RSA sued PGP in California state court in May seeking a ruling that the license PGP cites to use RSA patents is invalid. PGP says the suit is without merit.
But before the two parties could hash out their differences, Cylink joined the fray by claiming that RSA didn't have the sole authority to terminate PGP's license. Cylink cited a partnership it joined into with RSA in 1990. The two companies intended to use the alliance, called Public Key Partners or PKP, to license a suite of encryption patents to third parties.
"Cylink unfortunately cannot agree that RSA has a unilateral right to terminate a PKP license," Cylink's general counsel Bob Fougner wrote in a letter shortly after RSA sued PGP. "Since RSA's purported termination affects both parties' rights, it must be deemed ineffective without Cylink's consent."
It was by no means the first time Cylink and RSA had disagreed. In December, the two companies settled a patent dispute in which the companies agreed to a cross-licensing deal. Cylink's assertion essentially put the RSA suit on hold until Cylink and RSA were able to settle their differences.
Late last week RSA posted a new letter from Fougner announcing that Cylink had dropped its claims. "Pursuant to an agreement of the two partners of PKP...RSA has the sole and exclusive right to enforce such license agreement or the [RSA] patent," Fougner wrote in an August 19 letter. "RSA's exclusive right to enforce such license agreement includes, without limitation, terminating such license agreement."
With the dispute between Cylink and RSA resolved, the suit between RSA and PGP is likely to resume, attorneys involved in the case said.
"Now there's no real issues of our authority" to terminate PGP's license, said Jim Busselle, an attorney representing RSA. "What is going to happen now is that the PGP litigation will heat back up."

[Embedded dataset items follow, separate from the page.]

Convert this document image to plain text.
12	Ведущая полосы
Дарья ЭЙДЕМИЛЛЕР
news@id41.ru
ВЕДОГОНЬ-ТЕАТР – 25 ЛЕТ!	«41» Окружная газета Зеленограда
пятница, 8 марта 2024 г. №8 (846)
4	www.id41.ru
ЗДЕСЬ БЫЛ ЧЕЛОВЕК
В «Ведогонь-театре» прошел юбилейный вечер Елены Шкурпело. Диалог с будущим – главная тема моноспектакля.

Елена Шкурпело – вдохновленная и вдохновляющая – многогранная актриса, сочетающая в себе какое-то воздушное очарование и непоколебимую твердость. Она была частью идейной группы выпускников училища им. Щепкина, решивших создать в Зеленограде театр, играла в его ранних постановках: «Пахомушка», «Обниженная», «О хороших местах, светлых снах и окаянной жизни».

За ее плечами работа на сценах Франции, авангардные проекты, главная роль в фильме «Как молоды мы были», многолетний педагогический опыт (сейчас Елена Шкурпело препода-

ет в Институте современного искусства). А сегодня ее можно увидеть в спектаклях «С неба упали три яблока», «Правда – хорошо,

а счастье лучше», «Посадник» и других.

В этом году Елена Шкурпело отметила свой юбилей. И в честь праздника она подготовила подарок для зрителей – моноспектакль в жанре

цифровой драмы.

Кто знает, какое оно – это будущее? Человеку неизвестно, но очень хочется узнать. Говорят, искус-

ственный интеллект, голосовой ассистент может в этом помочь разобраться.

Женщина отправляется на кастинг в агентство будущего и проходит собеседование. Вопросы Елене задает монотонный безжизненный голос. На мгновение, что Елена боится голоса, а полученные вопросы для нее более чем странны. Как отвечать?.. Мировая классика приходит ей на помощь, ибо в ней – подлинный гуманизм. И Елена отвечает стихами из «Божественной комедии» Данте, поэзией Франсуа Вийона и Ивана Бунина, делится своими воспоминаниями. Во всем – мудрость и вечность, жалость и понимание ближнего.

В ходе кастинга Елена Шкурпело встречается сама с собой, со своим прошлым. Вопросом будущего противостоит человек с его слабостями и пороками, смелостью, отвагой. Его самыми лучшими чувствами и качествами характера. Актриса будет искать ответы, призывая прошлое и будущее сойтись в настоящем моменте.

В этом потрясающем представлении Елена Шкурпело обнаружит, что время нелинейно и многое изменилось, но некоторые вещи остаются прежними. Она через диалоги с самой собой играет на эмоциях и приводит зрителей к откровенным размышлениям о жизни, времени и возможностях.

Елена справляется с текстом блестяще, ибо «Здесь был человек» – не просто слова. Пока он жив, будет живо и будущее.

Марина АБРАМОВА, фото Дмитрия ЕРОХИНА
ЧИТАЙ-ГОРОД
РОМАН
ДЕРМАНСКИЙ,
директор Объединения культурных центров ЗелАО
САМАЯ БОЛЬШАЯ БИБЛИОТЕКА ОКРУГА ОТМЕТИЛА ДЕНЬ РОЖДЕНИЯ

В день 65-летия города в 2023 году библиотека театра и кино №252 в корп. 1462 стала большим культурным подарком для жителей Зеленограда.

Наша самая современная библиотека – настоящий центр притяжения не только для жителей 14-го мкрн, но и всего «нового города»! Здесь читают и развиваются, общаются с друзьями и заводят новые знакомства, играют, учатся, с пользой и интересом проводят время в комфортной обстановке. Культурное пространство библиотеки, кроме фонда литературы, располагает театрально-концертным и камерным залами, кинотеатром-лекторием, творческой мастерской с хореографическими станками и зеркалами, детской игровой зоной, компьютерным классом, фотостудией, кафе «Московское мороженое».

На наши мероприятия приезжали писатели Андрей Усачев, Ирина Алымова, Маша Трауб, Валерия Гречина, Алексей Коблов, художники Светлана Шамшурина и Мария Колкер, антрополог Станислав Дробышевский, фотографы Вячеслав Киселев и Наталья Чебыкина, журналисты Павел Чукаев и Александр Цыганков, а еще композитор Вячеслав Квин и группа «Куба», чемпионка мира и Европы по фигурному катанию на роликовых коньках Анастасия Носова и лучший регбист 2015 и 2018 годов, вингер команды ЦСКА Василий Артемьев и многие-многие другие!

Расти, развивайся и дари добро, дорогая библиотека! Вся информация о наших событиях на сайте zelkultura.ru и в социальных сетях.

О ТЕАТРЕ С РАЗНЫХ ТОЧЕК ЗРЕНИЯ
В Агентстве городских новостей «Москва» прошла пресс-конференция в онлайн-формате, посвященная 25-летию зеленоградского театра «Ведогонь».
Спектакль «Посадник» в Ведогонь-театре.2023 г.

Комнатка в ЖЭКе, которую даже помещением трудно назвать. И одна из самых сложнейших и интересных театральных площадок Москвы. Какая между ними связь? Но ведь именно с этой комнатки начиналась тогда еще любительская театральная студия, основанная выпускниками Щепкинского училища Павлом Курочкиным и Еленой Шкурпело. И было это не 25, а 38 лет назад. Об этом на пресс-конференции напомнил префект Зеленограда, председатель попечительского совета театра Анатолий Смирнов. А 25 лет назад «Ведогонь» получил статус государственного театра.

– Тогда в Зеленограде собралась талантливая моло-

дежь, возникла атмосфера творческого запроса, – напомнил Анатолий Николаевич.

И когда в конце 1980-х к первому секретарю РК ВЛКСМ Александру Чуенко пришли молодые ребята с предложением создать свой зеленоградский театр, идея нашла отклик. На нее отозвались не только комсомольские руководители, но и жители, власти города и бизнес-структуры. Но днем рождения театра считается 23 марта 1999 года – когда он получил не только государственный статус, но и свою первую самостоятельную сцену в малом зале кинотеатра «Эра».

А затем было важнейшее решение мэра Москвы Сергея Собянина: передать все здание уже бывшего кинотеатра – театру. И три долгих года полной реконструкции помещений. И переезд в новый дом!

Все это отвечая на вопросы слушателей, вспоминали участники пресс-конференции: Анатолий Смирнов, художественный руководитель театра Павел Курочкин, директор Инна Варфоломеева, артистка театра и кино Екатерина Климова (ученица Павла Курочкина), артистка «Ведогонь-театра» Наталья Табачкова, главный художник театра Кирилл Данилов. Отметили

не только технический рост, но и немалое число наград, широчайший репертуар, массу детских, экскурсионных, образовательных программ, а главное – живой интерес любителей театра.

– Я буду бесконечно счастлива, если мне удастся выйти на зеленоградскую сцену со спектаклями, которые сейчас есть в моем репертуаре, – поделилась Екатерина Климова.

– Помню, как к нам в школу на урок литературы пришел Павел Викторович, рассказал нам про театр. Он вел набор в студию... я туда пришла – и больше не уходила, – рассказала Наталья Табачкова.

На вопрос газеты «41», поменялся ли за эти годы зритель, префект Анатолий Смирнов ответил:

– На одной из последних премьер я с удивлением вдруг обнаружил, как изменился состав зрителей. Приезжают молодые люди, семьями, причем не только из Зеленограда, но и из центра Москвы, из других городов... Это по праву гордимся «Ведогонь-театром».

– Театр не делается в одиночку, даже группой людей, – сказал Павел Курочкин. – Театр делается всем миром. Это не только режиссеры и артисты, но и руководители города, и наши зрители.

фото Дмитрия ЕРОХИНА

RSA's suit alleges that PGP's license is invalid. PGP obtained the license when it merged last year with Lemcom Systems. RSA claims that the merger resulted in Lemcom "assigning" the license to PGP, something forbidden by the terms.
The suit also claims that even if PGP's license were valid, PGP is still violating terms of the agreement by, among other things, allowing customers to make multiple copies of the software.
Robert Kohn, general counsel for PGP, dismissed RSA's assertions, saying the lawsuit was filed only after PGP posed a serious threat to RSA's business. The suit "has more to do with PGP's success than it does with any legal issue," Kohn said.
Indeed, PGP has made life more difficult for RSA. Just last week, the Internet Engineering Task Force said it was close to dismissing an encryption protocol submitted by RSA for consideration as an Internet standard and was instead taking up a technology submitted by PGP.
It remains unclear what effect RSA's lawsuit would have. Some industry observers say RSA has created the de facto standard and that PGP's ability to compete would be crippled if it were forbidden use of the technology.
Kohn discounted such claims, saying RSA's algorithm is not a key part of PGP's product and that RSA's attempts to lock others out of the market are backfiring.
"[The RSA] patent is only one of at least ten important algorithms used by the encryption industry," Kohn said. "RSA is simply becoming a legacy and part of the reason why is their proprietary stance."